TAG Heuer Autavia is one of the largest new watch releases of the year for vintage fans. The result of the Autavia Cup competition, which asked fans to vote on their favorite vintage model for TAG Heuer to recreate, the watch takes the brash ’60s racing style of the original and makes it the basis of a thoroughly contemporary watch. We showed you the prototype last year and gave you the full specs of the final model when it debuted officially at Baselworld. But that’s just the beginning of the story.
Jeff Stein – founder of OnTheDash, and Talking replica Watches veteran – is the authority on all things vintage Heuer. So, obviously, when I heard he’d taken delivery of his 2017 Autavia, I knew we needed to talk. Luckily, Jeff is a generous man and offered to do an on-the-record interview after spending some serious wrist-time with his new watch.
We talked about how Jeff first heard about the new Autavia, his involvement in the process, and why, even as a hardcore Heuer guy, he was still able to find some surprises in the new watch.

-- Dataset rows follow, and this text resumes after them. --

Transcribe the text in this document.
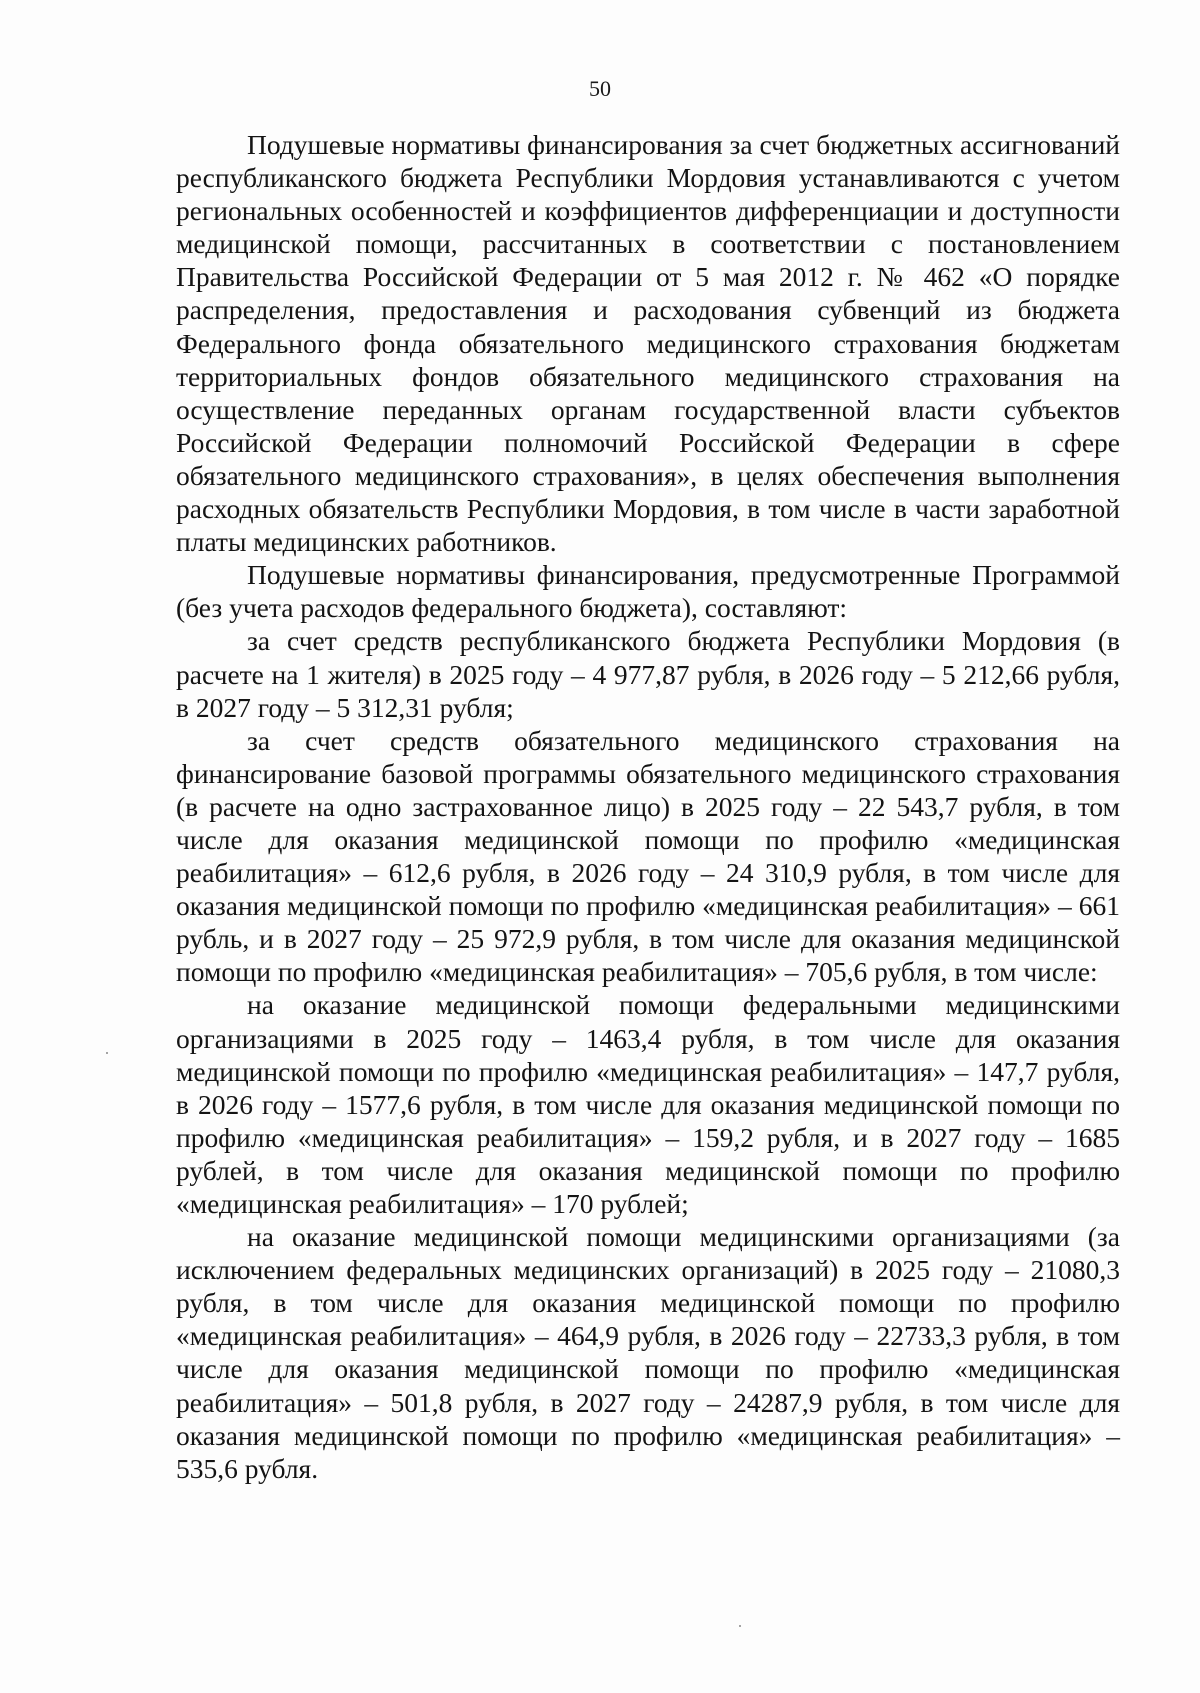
50

Подушевые нормативы финансирования за счет бюджетных ассигнований республиканского бюджета Республики Мордовия устанавливаются с учетом региональных особенностей и коэффициентов дифференциации и доступности медицинской помощи, рассчитанных в соответствии с постановлением Правительства Российской Федерации от 5 мая 2012 г. № 462 «О порядке распределения, предоставления и расходования субвенций из бюджета Федерального фонда обязательного медицинского страхования бюджетам территориальных фондов обязательного медицинского страхования на осуществление переданных органам государственной власти субъектов Российской Федерации полномочий Российской Федерации в сфере обязательного медицинского страхования», в целях обеспечения выполнения расходных обязательств Республики Мордовия, в том числе в части заработной платы медицинских работников.

Подушевые нормативы финансирования, предусмотренные Программой (без учета расходов федерального бюджета), составляют:

за счет средств республиканского бюджета Республики Мордовия (в расчете на 1 жителя) в 2025 году – 4 977,87 рубля, в 2026 году – 5 212,66 рубля, в 2027 году – 5 312,31 рубля;

за счет средств обязательного медицинского страхования на финансирование базовой программы обязательного медицинского страхования (в расчете на одно застрахованное лицо) в 2025 году – 22 543,7 рубля, в том числе для оказания медицинской помощи по профилю «медицинская реабилитация» – 612,6 рубля, в 2026 году – 24 310,9 рубля, в том числе для оказания медицинской помощи по профилю «медицинская реабилитация» – 661 рубль, и в 2027 году – 25 972,9 рубля, в том числе для оказания медицинской помощи по профилю «медицинская реабилитация» – 705,6 рубля, в том числе:

на оказание медицинской помощи федеральными медицинскими организациями в 2025 году – 1463,4 рубля, в том числе для оказания медицинской помощи по профилю «медицинская реабилитация» – 147,7 рубля, в 2026 году – 1577,6 рубля, в том числе для оказания медицинской помощи по профилю «медицинская реабилитация» – 159,2 рубля, и в 2027 году – 1685 рублей, в том числе для оказания медицинской помощи по профилю «медицинская реабилитация» – 170 рублей;

на оказание медицинской помощи медицинскими организациями (за исключением федеральных медицинских организаций) в 2025 году – 21080,3 рубля, в том числе для оказания медицинской помощи по профилю «медицинская реабилитация» – 464,9 рубля, в 2026 году – 22733,3 рубля, в том числе для оказания медицинской помощи по профилю «медицинская реабилитация» – 501,8 рубля, в 2027 году – 24287,9 рубля, в том числе для оказания медицинской помощи по профилю «медицинская реабилитация» – 535,6 рубля.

My introduction to the watch was in November 2015. I was in New York for the replica TAG Heuer’s releasing of the Connected watch, and was just sort of hanging out with the guys from TAG Heuer Replica. I had known many of them for a while as pen pals and from swapping emails and such. This was the first time that I had met the social and electronic media guys, and they introduced me to Jean-Claude Biver, and we began talking about the recent surge in interest in the vintage Autavias.
Of course, he’d had the thought before, but I suggested to him that this would be the perfect time to do a reissue of the Autavia. Therefore, we started looking at my website and searching for the various versions, and talking about which ones collectors were chasing, which ones had the value in the market, etc. He basically looked at me and said, “Well, you guys, the collecting community, tell me which one you want and you’ll have it in early 2017.”
He said there were two conditions. It had to be a traditional round case, the style of the 1960s, and it had to be an acceptable modern size. He threw out 42 millimeters, which is exactly what it turned out to be.